Ellis is module leader of ALEFTP 7503 Learning through Integrative Practice and ALEFTP 7502 Spiritual Psychology, and tutor on the ALEFTP 7504 Transpersonal Psychology module. In her role of Alef student experience co-ordinator, Ellis facilitates student engagement with all aspects of the programme. She works closely with student representatives, and oversees the co-creative circle process both within the student-body, and between student representatives and core-faculty. Her role is centrally concerned with enabling students to reflect on their learning journey, as well as come together effectively as a learning community.
Research interests
Ellis’ particular areas of interest are contemporary spirituality, the meaning of spiritual self-agency, spiritual emergency, the role of embodiment in spirituality, and the Sacred Feminine. These concerns are born from her personal experiences, specifically after undergoing an extended period of spiritual emergency in her mid-thirties. Her principal inquiry both in relation to research and in her teaching-approach concerns the complexities involved in finding a meaningful spirituality that meet the unique needs of the individual whilst being relevant and in service to the Collective. Central to this inquiry is how we might evaluate spiritual pathways which are outside the norm or possibly newly emerging, and whether our understanding of what spirituality means and what purpose it serves is changing or needs to change to meet the challenges of our life and world.
Key publications
Lancaster, B. L., & Linders, E. H. (2019). Spirituality and transpersonalism. In L. Zsolnai & B. Flanagan (Eds.), The Routledge International Handbook of Spirituality in Society and the Professions (pp. 39-47). Routledge.
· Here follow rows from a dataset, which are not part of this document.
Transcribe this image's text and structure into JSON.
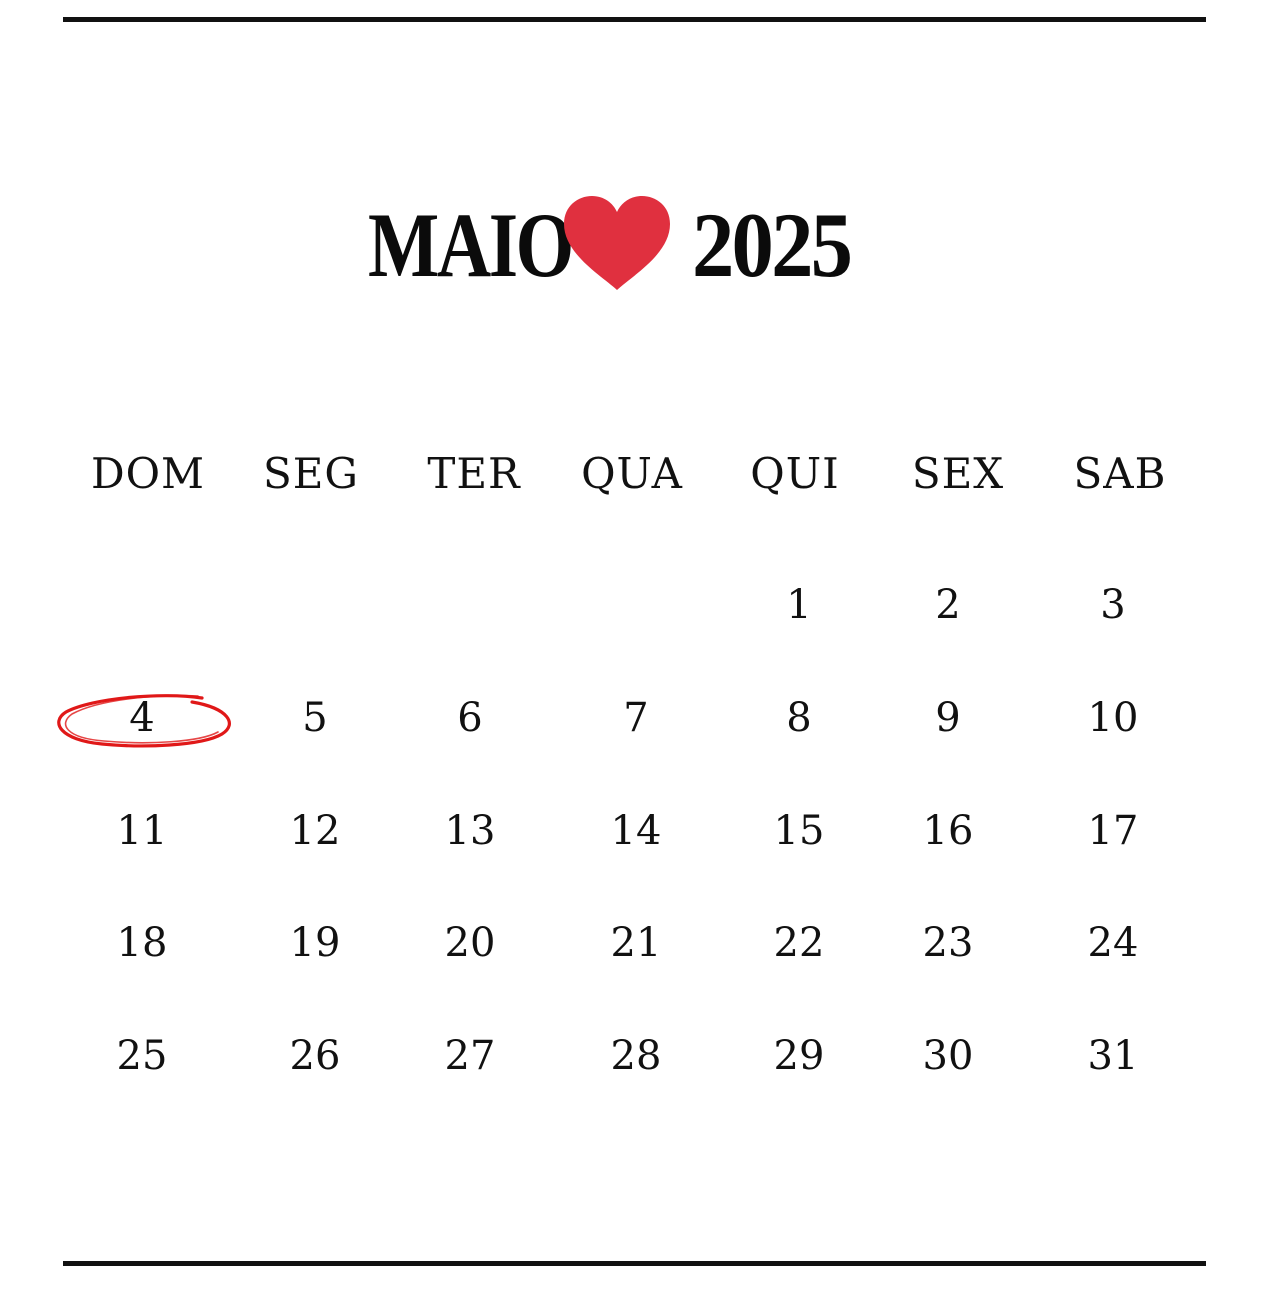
{
  "title": {
    "month": "MAIO",
    "year": "2025",
    "heart_icon": "heart-icon",
    "heart_color": "#e0303f"
  },
  "weekdays": [
    "DOM",
    "SEG",
    "TER",
    "QUA",
    "QUI",
    "SEX",
    "SAB"
  ],
  "days": [
    "1",
    "2",
    "3",
    "4",
    "5",
    "6",
    "7",
    "8",
    "9",
    "10",
    "11",
    "12",
    "13",
    "14",
    "15",
    "16",
    "17",
    "18",
    "19",
    "20",
    "21",
    "22",
    "23",
    "24",
    "25",
    "26",
    "27",
    "28",
    "29",
    "30",
    "31"
  ],
  "first_weekday_index": 4,
  "highlighted_day": "4",
  "highlight_color": "#e01818"
}
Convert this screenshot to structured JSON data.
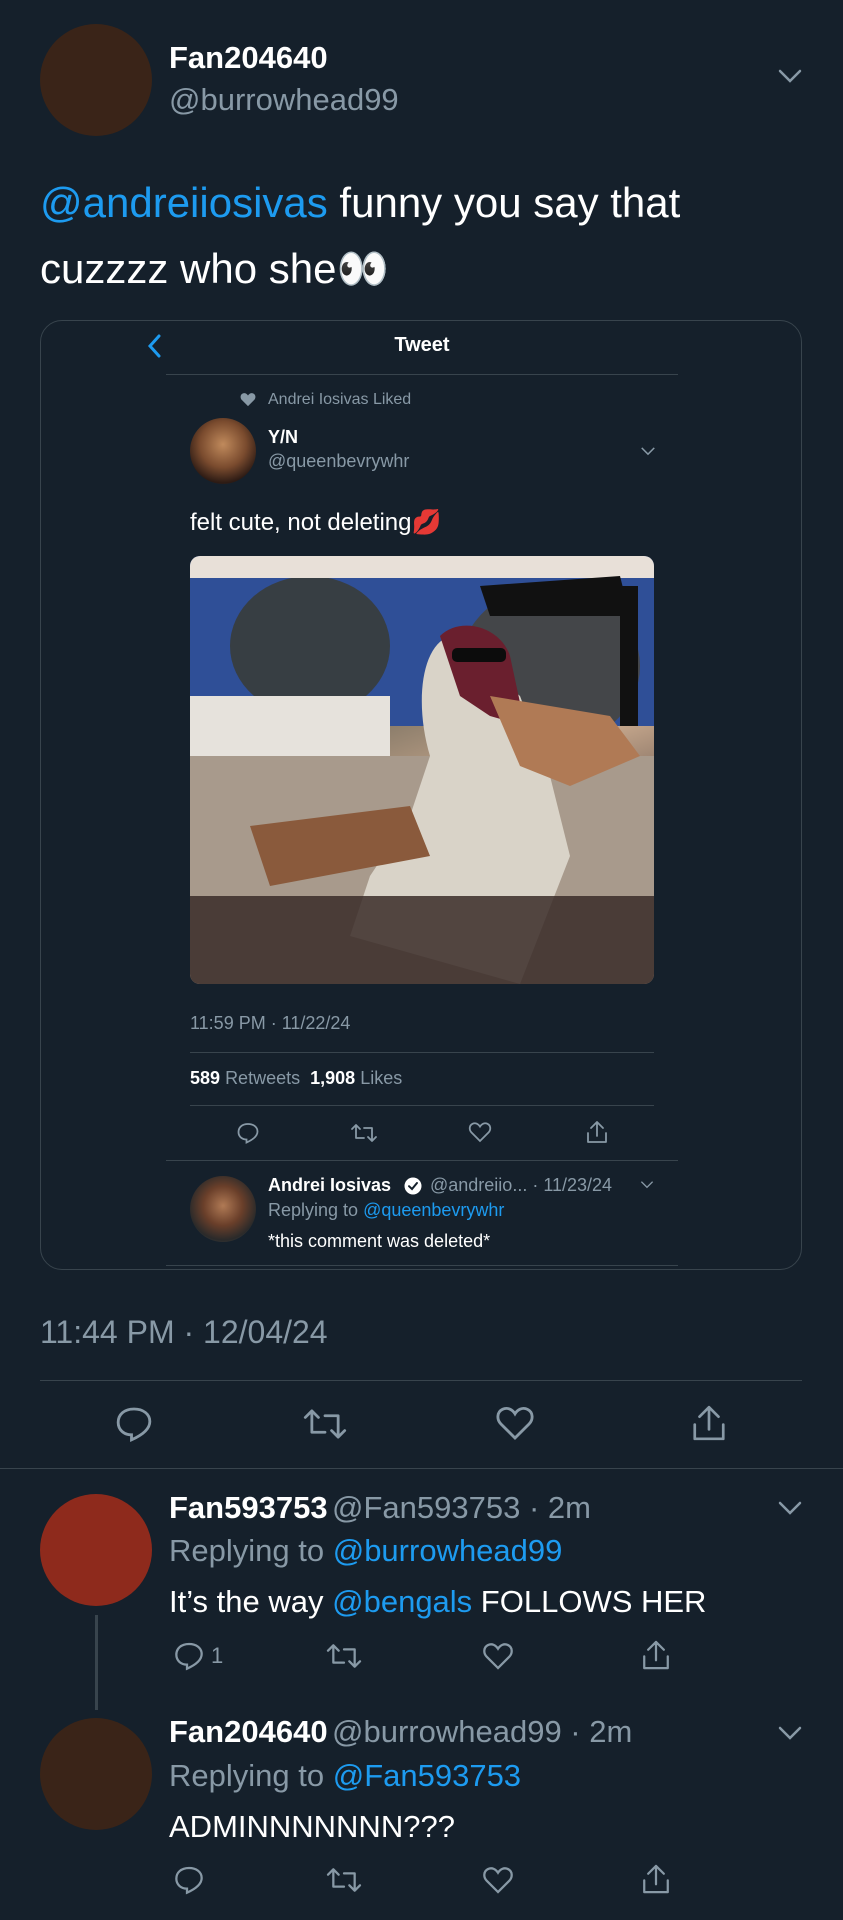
{
  "main_tweet": {
    "name": "Fan204640",
    "handle": "@burrowhead99",
    "mention": "@andreiiosivas",
    "text_line1": " funny you say that",
    "text_line2": "cuzzzz who she👀",
    "timestamp": "11:44 PM · 12/04/24",
    "avatar_color": "#3a2418"
  },
  "quoted_screenshot": {
    "header_title": "Tweet",
    "liked_by": "Andrei Iosivas Liked",
    "author_name": "Y/N",
    "author_handle": "@queenbevrywhr",
    "text": "felt cute, not deleting💋",
    "photo_alt": "selfie-photo",
    "timestamp": "11:59 PM · 11/22/24",
    "retweets_count": "589",
    "retweets_label": "Retweets",
    "likes_count": "1,908",
    "likes_label": "Likes",
    "reply": {
      "name": "Andrei Iosivas",
      "handle_time": "@andreiio... · 11/23/24",
      "replying_prefix": "Replying to ",
      "replying_handle": "@queenbevrywhr",
      "text": "*this comment was deleted*"
    }
  },
  "replies": [
    {
      "name": "Fan593753",
      "handle_time": "@Fan593753 · 2m",
      "replying_prefix": "Replying to ",
      "replying_handle": "@burrowhead99",
      "text_prefix": "It’s the way ",
      "text_mention": "@bengals",
      "text_suffix": " FOLLOWS HER",
      "reply_count": "1",
      "avatar_color": "#8e2a1c"
    },
    {
      "name": "Fan204640",
      "handle_time": "@burrowhead99 · 2m",
      "replying_prefix": "Replying to ",
      "replying_handle": "@Fan593753",
      "text": "ADMINNNNNNN???",
      "avatar_color": "#3a2418"
    }
  ],
  "icons": [
    "chevron-down-icon",
    "back-arrow-icon",
    "heart-icon",
    "verified-badge-icon",
    "reply-icon",
    "retweet-icon",
    "like-icon",
    "share-icon"
  ],
  "colors": {
    "background": "#15202b",
    "accent": "#1d9bf0",
    "secondary_text": "#8899a6",
    "divider": "#38444d"
  }
}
Linders, E. H., & Lancaster, B. L. (2013). Sacred illness: exploring transpersonal aspects in physical affliction and the role of the body in spiritual development. Mental Health, Religion & Culture, 16(10), 991-1008. https://doi.org/10.1080/13674676.2012.728578
Linders, E. H. (2009). A Patent on God: the influence of Gnosticism and Christian mysticism on the founder of Psychosynthesis. In: W. Parfitt (Ed.), Psychosynthesis – new perspectives and creative research. The best of the Synthesis Journal (pp. 144-164). P.S. Avalon.